Digitale Euphorie, hohe Ansprüche an Mitarbeiter und Führung

Wie sieht Führung unter den sich ändernden Bedingungen aus? Und welche Führungskultur passt zu den Entwicklungen? Berater, Magazine, Institutionen übertreffen sich ja heute mit Empfehlungen für ein verändertes Arbeits- und Führungsverhalten, um den Anforderungen eines digital vernetzten Zeitalters gerecht zu werden. Dabei wird viel digitale Euphorie verbreitet, aber auch viel Richtiges gesagt und es werden hohe Ansprüche an die Mitarbeitenden und die Führung formuliert, beispielsweise: Veränderungsfähigkeit, Offenheit, Bildung, Gestaltungsfreiheit, Kreativität, Ethisches Verhalten undsoweiter.

 

Die Führungswirklichkeit ist nicht vorangekommen

Alle diese Ansprüche kennen wir seit Jahrzehnten. Doch ein Blick auf die Führungswirklichkeit in Wirtschaft und Zivilgesellschaft zeigt, dass wir bei der Umsetzung dieser Ansprüche nicht besonders gut vorangekommen sind. Und jetzt stehen wir vor der Notwendigkeit, unsere Organisationen, Unternehmen und Mitarbeitende auf die Veränderungen einer digital vernetzten Arbeitswelt einzustellen.

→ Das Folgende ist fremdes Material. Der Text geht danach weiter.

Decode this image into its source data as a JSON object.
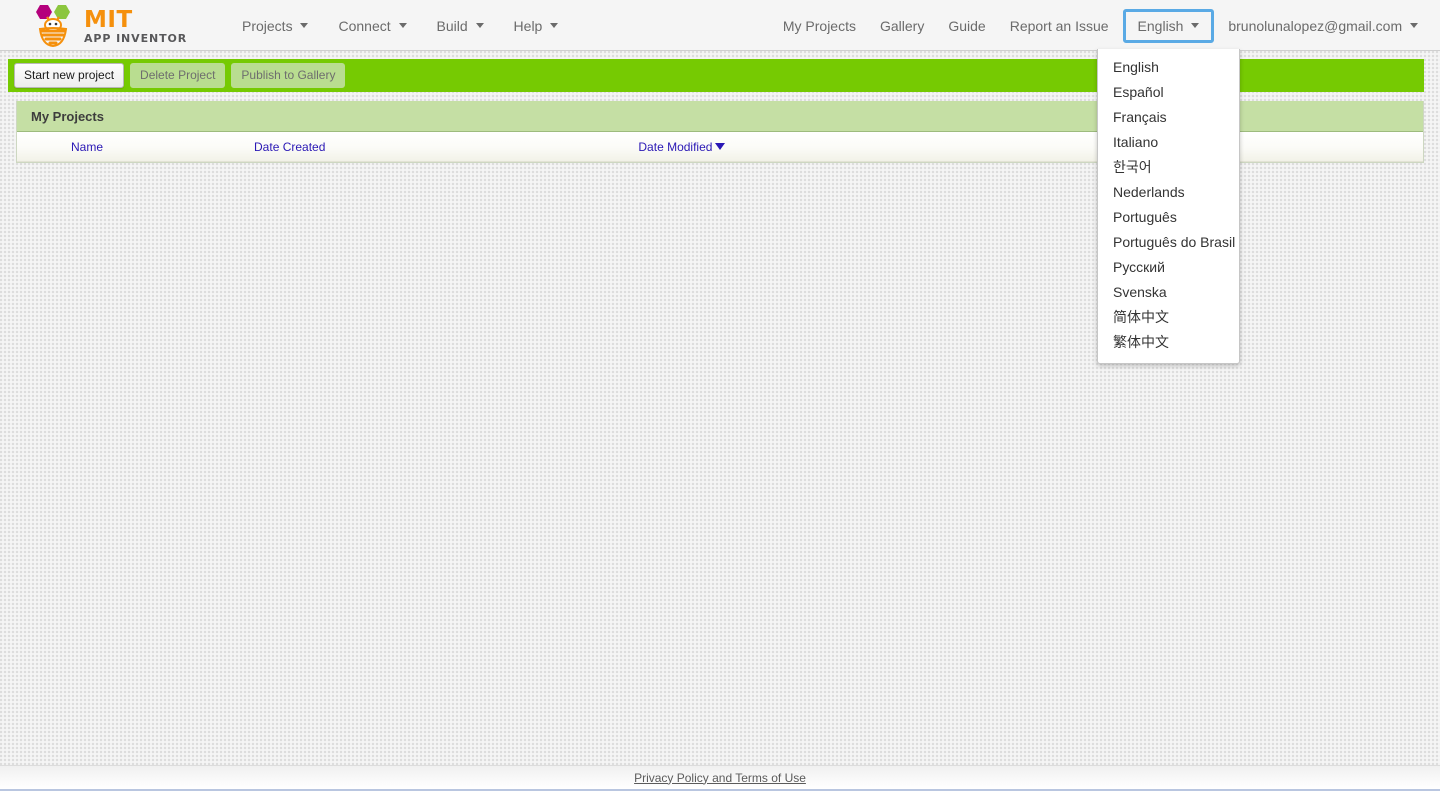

Veränderungen kommen ja zumeist schleichend daher, großteils unbemerkt. Oft aber passieren sie auch über Nacht. Ehemals erfolgreich geführte Unternehmen oder Gesellschaften schaffen es in vielen Fällen nicht, sich rechtzeitig anzupassen. Peter Drucker hatte schon recht als er in den 70-er Jahren meinte: „Wen die Götter verderben wollen, dem gewähren sie 40 Jahre Erfolg“. Heute reichen vermutlich kaum vier Jahre. Beharrungskräfte sind ja durchaus sinnvoll. Nicht alles Neue bringt uns auch weiter. Aber Beharrung ist misslich, wie der Philosoph Mittelstraß treffend bemerkt, wenn wir nicht merken, was nachhaltig „auf dem Wege“ ist. Führung muss dann rechtzeitig Erneuerungen durch-führen und ein-führen, falls erforderlich auch gegen Widerstand!

 

Altes Führungsverhalten in neuer Situation – ein großer Fehler

Ich habe – nach einigen Fehlern gelernt, dass es besser ist, die eigene Komfortzone zu verlassen, wenn sich Situationen nachhaltig ändern und eben nicht einfach abzuwarten. Wer in neuen Situationen altes Führungsverhalten zeigt, wird seiner Führungsaufgabe nicht gerecht: Er oder sie wird zum Verwalter. Ein Schicksal, das leider sehr viele, vor allem auch junge Führungskräfte erleiden. Sie zeigen zwar durch viel Verbal-Dynamik Verständnis für veränderte Situationen, verfallen aber in eine fatale Verhaltensstarre.

 

Entscheidend: Rechtzeitige und ehrliche Kommunikation

Gelernt habe ich übrigens auch dass eine rechtzeitige und ehrliche Kommunikation der Fakten und Sinnhaftigkeit zu den Führungstugenden gehört, die zu erfolgreichem Verändern führen. „Beautiful words are not true, true words are not beautiful“ so mein früherer Chef beim Kommunizieren von Veränderungs-Fakten. Erneuerung beginnt immer mit Wahrnehmung der Wirklichkeit und Vermittlung der facts. Darauf wird es weiterhin ankommen….

 

Den Mitarbeitern wurde und wird viel zugemutet

Viele Unternehmen und Institutionen der Zivilgesellschaft werden gleichwohl erfolgreich geführt. Die wirtschaftlichen Erfolge der letzten zwanzig Jahren wären ohne die teils schmerzlichen Restrukturierungen und Veränderungen in den Unternehmen nicht möglich gewesen. Und es geht weiter…Siemens, General Electric und andere …Den Mitarbeitenden wurde und wird viel zugemutet. Die Führung ist ihrer Verantwortung in den meisten Fällen gerecht geworden.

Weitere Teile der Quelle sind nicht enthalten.